After quitting time, Grzegorz Rabiega usually doesn’t go straight home. Instead, the burly Polish truck driver in blue overalls often heads to his local betting shop in Berlin.
Finding a spot in the back where he could see screens showing sporting results and games, Mr. Rabiega looked carefully at a piece of paper in front of him. “I need to hurry a little,” said the 44-year-old. His shift had just ended, and he actually needed to get home to his wife and child. But there was just enough time to place a few bets on matches for Germany’s top soccer division, the Bundesliga.
The betting shop Topgoal24 in the southwestern Berlin district of Steglitz on this afternoon was bustling. Most of the guests sat for only a few minutes at one of the black tables, filled out their tickets and left again.
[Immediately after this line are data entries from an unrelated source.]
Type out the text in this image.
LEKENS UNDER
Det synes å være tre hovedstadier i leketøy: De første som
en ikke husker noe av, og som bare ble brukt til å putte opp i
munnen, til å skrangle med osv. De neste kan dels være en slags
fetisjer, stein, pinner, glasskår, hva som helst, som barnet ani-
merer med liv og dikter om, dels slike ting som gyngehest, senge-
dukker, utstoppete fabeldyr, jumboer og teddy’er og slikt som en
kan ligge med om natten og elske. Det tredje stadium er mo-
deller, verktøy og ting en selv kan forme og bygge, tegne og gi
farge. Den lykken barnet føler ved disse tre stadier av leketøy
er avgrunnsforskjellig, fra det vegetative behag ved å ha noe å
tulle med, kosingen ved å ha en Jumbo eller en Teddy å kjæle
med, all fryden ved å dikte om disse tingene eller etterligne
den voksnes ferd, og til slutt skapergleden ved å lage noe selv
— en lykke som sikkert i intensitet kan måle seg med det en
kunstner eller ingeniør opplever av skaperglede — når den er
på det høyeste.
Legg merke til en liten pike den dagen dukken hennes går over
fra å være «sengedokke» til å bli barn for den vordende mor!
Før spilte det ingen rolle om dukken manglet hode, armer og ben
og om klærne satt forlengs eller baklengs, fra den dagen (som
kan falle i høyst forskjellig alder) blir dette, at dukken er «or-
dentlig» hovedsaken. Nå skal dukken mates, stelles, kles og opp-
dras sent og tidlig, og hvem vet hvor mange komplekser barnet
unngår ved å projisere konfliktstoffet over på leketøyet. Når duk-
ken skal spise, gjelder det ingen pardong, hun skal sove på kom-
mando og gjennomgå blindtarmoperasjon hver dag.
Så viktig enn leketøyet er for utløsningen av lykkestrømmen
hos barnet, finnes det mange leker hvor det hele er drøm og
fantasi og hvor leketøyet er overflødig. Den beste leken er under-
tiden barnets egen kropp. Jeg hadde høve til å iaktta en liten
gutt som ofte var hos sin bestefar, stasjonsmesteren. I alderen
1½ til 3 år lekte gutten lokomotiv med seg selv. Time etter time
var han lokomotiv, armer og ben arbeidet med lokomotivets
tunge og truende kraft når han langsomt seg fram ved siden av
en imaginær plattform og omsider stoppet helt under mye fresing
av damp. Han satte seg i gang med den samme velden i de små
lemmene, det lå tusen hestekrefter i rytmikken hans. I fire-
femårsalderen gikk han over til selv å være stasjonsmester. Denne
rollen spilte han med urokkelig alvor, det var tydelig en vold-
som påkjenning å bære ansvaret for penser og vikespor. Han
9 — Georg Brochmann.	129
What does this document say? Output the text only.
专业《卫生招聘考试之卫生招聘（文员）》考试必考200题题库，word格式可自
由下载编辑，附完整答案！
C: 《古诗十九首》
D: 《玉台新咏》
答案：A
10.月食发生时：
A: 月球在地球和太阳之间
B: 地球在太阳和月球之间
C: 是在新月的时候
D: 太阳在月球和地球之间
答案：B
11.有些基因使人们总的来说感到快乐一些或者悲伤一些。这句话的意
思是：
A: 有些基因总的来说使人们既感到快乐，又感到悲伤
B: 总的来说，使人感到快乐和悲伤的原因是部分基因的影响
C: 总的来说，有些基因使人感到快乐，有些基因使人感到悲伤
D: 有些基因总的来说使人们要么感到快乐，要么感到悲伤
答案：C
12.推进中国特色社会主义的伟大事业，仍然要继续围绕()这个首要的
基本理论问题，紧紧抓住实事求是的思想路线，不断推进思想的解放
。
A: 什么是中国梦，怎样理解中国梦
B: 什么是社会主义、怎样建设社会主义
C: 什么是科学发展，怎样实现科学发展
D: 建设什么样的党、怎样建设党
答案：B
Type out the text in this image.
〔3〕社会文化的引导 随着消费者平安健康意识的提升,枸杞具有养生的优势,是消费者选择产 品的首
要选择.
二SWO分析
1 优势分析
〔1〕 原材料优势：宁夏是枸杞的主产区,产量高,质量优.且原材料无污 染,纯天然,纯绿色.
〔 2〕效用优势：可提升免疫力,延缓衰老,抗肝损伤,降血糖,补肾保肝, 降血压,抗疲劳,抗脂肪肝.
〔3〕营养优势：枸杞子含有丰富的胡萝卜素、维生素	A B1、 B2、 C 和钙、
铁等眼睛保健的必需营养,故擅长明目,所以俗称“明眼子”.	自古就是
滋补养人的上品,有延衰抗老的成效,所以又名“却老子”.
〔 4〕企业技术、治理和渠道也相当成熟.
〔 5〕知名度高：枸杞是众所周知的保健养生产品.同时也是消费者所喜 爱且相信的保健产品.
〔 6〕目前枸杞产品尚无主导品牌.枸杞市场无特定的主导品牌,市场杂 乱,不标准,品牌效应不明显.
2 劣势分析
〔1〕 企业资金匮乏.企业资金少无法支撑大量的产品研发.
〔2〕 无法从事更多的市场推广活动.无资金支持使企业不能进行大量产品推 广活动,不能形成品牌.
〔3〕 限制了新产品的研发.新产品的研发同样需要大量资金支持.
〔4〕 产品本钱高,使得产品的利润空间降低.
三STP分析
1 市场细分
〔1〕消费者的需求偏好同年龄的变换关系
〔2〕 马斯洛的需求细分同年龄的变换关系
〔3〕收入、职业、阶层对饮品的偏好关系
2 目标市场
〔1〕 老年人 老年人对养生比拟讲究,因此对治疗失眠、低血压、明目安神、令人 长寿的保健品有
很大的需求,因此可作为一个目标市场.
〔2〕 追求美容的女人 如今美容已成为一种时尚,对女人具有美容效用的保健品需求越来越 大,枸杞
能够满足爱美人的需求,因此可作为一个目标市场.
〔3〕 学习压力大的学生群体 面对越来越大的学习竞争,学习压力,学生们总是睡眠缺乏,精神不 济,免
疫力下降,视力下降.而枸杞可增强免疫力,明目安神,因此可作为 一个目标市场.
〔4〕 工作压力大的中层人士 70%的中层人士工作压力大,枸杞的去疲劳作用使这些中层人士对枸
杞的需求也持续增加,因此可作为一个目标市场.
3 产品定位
Mr. Rabiega comes by two to three times per week. He never bets a lot. “It is always just two or three euros,” he said, adding that he mostly bets on soccer matches, just like most of the punters here.
No other sport is as popular among German gamblers: 80 to 90 percent of betting in Europe’s largest economy is made on soccer. Some are showing support for their favorite team by wagering cash, while others are simply looking for a thrill or hoping for the big win.
Unlike in the United States, where sports betting is largely illegal and relegated to online brokers that operate in a legal grey area, sports betting operators are widely tolerated and make good business in Germany. Those actually paying taxes brought in a good €4 billion ($5.2 billion) in revenue in 2013, according to figures from the Finance Ministry. It remains unclear, however, how much sports betting revenue goes unreported to the tax authorities. The Berlin-based consulting firm Goldmedia estimated that income for the sector, including black market betting, topped €6.8 billion ($8.6 billion) in 2012.
Sports betting in Germany is dominated by large chains, which run on a franchise system. They recruit new franchise owners who, for example, operate betting shops across the country and send the wagers on to the main office electronically. Most of the providers have their headquarters abroad, in such places as Malta and Gibraltar. Unlike in Germany, bookmakers in those locations have an easier time getting licenses for sports betting. And they pay less taxes, of course. In Germany, they are operating in a legal gray zone with their franchise betting shops tolerated by the authorities.
“Actually, there should be no private bookmakers here in Germany,” said sports economist Luca Rebeggiani. Officially, only the state-owned Oddset is legally allowed to offer sports betting. Private companies have long had no chance at getting a German license. Only the northern German state of Schleswig-Holstein opted out of the public agreement on gambling in 2012 for one year, enabling it to grant 22 licenses to sports betting firms.
The country’s federal states are currently trying to regulate the market — because they are being compelled to do so. The European Court of Justice declared in 2010 that Oddset’s state monopoly is not compatible with European law. The German states therefore decided to grant concessions to 20 private bookmakers for sports betting shops and online portals. But that is taking a while. The state interior ministry in the state of Hesse, which is in charge of the task, has already been working for two years on awarding the concessions. The ministry said a decision would come “by the end of the third quarter, or beginning of the fourth quarter in 2014.”
The problem is that about 100 bookmakers have applied for 20 licenses. “We assume that the providers who go away empty-handed will sue for a license,” said Luka Andric of the Berlin-based German Sports Betting Association. He said it was not comprehensible how only 20 licenses would be awarded, when many more bookmakers meet the criteria. The consequence will likely be years of legal battles.